Petit déjeuner à suivre après les constantes du matin et visite en fin de matinée de l’équipe médicale : « Vos globules blancs remontent, mais malheureusement pas les neutrophiles ». Sinon l’hémoglobine est stable et les plaquettes continuent leur remontée. Mais en fait ce sont les neutrophiles qui détermineront le jour de ma sortie : ce ne sera pas pour ce week-end de toute façon et sans doute pas avant plusieurs jours. J’aimerais bien qu’ils ne mettent pas 6 mois avant de se réveiller.

Cet après-midi, nous avions rendez-vous dans la chambre avec l’infirmière post-greffe accompagnée de l’infirmière de l’après-midi. Nous avons repris le classeur de suivi post-greffe pour faire le point sur tout ce qui concerne le retour à la maison, les conduites à tenir en cas d’urgence, les points de vigilance etc. J’espère que les neutrophiles étaient à l’écoute eux aussi.

Concrètement, lorsque je rentrerai, il y aura chaque semaine un rendez-vous de suivi dans le service post-greffe du CHU. On doit arriver à jeun le matin, on a une salle d’attente et une salle pour le petit déjeuner qui est servi lorsque l’on a subi la prise de sang. Évidemment, on doit prendre les médicaments du matin à ce moment-là, ça risque de décaler un peu la prise de ciclosporine mais on veille simplement à ce qu’il y ait 12 h d’écart. On a passé quand même 2 h 15 à tout passer en revue, mais cela permet de s’approprier le classeur qui nous accompagnera à chaque visite.

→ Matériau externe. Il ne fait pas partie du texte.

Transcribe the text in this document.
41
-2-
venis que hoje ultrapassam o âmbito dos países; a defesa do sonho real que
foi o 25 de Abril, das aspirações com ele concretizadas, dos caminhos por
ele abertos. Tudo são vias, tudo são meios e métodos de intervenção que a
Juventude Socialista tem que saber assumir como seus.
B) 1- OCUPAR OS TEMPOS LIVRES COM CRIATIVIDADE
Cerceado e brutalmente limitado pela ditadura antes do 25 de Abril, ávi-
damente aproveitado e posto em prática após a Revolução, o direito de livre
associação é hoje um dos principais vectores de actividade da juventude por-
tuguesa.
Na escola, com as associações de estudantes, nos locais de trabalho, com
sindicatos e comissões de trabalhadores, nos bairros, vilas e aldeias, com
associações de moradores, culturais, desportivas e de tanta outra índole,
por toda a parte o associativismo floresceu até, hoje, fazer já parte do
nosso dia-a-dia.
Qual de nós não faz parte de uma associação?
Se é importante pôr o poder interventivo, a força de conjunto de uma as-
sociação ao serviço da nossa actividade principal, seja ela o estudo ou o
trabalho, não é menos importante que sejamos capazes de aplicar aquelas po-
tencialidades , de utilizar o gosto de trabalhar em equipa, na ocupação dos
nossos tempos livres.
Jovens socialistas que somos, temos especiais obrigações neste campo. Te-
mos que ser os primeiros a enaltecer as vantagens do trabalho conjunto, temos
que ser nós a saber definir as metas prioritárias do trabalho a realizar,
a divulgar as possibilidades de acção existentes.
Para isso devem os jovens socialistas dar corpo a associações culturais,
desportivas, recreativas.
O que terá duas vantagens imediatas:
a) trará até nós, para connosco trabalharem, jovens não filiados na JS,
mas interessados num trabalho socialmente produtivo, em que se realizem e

On a pu faire deux allers retours de couloir avant que Michel ne parte : courses à faire au Super U avant de rentrer. La journée a donc passé très rapidement et cela évite de cogiter sur les neutrophiles, la date de sortie et autres processus pour lesquels il n’y a rien d’autre à faire que patienter. Je suis sans doute trop pressé, mais c’est le cas de la plupart des patients greffés qui ont hâte de rentrer chez eux, ne serait-ce que pour retrouver son chez-soi, son chéri et pouvoir mettre le nez dehors. Il faudra y aller progressivement, ne pas chercher à faire trop de choses les premiers temps et tenir compte de la fatigue qui sera beaucoup plus importante qu’ici.

Je suis prêt, enfin presque : neutrophiles, en avant toute !

Je vais essayer de trouver un peu de musique pour illustrer mes propos, j’ai besoin d’air frais pour booster ces maudits neutrophiles :

Une chanson qui célébrait une nouvelle ère, pleine d’espoir. Et puis Trump a été réélu… Ce n’est plus du tout le même vent qui souffle.